One of the biggest uses may be to monitor blood-sugar levels in people with diabetes. At present, diabetics must prick a finger regularly to obtain a drop of blood, testing it on an electrochemical strip inserted into a meter that calculates the amount of glucose in the blood. Some patch systems already exist, but tend to rely on microneedles, which continuously sample blood and transmit the results to a wearable device via a wire.

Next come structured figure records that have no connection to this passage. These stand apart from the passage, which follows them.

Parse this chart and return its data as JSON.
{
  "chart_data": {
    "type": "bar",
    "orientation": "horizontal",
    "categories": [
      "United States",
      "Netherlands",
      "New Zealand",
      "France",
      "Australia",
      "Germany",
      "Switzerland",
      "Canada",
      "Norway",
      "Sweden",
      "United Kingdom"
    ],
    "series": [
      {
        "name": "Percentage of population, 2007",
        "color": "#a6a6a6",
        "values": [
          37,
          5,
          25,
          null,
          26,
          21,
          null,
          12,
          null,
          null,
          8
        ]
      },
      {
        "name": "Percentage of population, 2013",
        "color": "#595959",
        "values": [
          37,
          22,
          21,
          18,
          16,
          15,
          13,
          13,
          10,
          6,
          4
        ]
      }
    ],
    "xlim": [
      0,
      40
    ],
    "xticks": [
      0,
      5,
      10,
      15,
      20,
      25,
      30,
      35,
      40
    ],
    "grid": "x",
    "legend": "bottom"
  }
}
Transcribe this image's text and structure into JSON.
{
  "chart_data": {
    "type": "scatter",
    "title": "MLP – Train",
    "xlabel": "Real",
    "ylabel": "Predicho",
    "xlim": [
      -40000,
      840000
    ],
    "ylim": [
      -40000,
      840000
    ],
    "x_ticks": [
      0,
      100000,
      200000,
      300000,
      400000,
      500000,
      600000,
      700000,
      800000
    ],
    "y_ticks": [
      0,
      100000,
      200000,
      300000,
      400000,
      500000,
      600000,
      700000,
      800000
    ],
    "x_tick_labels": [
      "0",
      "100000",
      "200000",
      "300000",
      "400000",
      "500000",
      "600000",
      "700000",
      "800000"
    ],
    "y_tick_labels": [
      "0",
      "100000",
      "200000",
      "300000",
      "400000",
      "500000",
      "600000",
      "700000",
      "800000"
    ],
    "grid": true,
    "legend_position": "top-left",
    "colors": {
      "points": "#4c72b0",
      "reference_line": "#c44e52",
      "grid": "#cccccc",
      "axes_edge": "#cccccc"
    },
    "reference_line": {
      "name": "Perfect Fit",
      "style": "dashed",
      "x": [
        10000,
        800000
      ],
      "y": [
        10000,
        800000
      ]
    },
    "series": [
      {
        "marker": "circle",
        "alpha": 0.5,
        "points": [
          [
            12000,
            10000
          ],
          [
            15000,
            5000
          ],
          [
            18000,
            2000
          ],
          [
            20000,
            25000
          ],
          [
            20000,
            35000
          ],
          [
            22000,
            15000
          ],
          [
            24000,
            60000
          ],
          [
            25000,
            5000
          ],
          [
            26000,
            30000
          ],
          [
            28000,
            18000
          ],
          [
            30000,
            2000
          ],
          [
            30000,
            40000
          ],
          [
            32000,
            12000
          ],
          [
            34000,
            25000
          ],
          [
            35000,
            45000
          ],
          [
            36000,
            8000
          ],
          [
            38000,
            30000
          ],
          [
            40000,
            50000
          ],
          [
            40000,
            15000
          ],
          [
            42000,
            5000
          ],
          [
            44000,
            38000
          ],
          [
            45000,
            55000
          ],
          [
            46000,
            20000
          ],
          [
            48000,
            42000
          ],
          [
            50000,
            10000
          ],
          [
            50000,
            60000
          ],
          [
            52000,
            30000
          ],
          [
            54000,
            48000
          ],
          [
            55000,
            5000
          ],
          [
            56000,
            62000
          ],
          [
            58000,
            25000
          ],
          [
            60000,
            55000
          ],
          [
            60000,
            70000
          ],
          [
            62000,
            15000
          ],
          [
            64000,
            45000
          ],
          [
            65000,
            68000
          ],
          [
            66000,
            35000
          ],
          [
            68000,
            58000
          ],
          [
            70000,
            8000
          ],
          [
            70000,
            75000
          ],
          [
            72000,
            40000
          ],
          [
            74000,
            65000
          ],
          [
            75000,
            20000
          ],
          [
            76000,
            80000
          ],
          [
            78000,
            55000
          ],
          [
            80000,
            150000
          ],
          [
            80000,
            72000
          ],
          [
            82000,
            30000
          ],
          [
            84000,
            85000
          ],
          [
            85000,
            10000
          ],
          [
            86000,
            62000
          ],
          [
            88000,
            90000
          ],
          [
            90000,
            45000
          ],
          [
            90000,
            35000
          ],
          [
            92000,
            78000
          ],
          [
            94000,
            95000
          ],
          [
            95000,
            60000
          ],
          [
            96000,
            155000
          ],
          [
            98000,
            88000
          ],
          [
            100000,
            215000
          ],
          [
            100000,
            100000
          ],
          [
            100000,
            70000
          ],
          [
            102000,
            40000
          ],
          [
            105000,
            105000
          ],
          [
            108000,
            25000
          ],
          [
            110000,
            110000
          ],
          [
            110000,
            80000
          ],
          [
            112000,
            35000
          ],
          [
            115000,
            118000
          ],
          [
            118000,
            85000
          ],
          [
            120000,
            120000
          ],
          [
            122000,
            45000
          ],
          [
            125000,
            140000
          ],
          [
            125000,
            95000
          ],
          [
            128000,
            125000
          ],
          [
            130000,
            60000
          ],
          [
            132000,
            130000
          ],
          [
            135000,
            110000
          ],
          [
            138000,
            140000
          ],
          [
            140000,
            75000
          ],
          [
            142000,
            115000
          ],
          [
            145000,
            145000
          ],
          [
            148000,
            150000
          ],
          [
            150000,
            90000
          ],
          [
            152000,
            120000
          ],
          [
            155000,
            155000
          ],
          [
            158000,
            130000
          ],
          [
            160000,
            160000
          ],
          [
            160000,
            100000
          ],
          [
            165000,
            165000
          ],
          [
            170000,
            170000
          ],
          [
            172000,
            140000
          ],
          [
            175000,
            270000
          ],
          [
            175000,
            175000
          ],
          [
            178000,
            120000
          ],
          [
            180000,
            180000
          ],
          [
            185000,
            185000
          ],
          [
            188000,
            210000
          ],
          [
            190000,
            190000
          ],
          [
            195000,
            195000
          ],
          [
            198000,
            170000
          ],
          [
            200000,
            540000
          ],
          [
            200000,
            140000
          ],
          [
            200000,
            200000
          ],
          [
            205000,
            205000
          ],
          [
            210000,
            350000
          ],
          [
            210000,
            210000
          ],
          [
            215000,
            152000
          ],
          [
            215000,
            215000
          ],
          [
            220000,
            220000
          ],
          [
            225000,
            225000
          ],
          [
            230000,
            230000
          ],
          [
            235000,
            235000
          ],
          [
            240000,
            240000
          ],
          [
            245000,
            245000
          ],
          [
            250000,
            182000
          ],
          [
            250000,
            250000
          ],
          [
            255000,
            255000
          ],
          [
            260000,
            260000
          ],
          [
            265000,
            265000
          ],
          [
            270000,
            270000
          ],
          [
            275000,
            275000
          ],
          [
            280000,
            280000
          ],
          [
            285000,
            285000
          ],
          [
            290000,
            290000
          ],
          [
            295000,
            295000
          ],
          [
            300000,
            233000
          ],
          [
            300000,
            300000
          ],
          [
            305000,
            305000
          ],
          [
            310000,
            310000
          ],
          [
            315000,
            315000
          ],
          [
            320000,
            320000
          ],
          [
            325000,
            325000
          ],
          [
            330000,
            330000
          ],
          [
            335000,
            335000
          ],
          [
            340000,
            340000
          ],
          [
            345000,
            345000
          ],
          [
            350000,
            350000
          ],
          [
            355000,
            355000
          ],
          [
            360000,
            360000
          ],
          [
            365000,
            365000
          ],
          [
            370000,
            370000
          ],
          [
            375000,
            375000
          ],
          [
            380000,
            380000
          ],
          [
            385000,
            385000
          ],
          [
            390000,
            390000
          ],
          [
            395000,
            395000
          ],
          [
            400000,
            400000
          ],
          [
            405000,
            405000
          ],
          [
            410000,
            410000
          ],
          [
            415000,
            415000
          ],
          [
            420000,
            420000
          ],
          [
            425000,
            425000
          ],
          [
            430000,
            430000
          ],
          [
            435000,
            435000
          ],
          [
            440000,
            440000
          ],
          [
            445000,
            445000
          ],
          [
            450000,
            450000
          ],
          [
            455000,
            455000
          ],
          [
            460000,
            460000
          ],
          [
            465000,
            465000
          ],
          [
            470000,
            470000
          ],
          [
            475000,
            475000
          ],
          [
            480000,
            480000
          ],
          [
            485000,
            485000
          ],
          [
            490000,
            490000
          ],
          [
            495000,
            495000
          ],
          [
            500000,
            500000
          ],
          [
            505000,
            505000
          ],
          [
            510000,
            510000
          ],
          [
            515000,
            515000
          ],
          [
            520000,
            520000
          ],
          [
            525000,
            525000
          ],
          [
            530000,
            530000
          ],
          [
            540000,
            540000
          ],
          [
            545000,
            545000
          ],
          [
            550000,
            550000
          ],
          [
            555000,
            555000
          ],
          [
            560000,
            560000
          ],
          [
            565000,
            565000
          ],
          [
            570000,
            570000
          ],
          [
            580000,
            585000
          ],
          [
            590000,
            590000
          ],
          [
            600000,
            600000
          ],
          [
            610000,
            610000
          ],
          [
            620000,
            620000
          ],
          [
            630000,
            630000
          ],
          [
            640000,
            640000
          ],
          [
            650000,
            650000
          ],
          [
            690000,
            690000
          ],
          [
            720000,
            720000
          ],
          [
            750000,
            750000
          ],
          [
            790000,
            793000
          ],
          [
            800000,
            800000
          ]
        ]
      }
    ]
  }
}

If Jason Heikenfeld of Eccrine Systems, a Cincinnati firm, has his way, the days are numbered for pricking the skin to obtain a sample. Dr Heikenfeld is trying to develop a sweat sensor to do the same job. What makes that possible is better understanding of biomarkers themselves—there are some 800 in sweat—and advances in “microfluidics”, a technology which uses minuscule pipes, valves and sensors to manipulate and test minute amounts of liquid.
The patch that Eccrine Systems is developing absorbs sweat from a porous adhesive to the sensor, which is coated with a membrane that attracts a specific biomarker for measuring glucose. A microprocessor then determines the concentration and transmits the data wirelessly. A disposable sweat patch for glucose monitoring could be worn for as long as a week, allowing round-the-clock monitoring. The data could also be relayed directly to a doctor.
Gentag, based in Washington, DC, announced a prototype diabetes patch in July. John Peeters, the chief executive, says it too will relay information to a device wirelessly. Both Gentag and Eccrine Systems aim to have their patches on the market in 2016.
The World Health Organisation says diabetes affected 387m adults worldwide in 2014 and expects that number to exceed 590m by 2035. Sufferers are likely to require two to three times as much health-care spending as healthy individuals. Since this burden could be greatly alleviated by prevention and monitoring, it is a problem worth sweating over.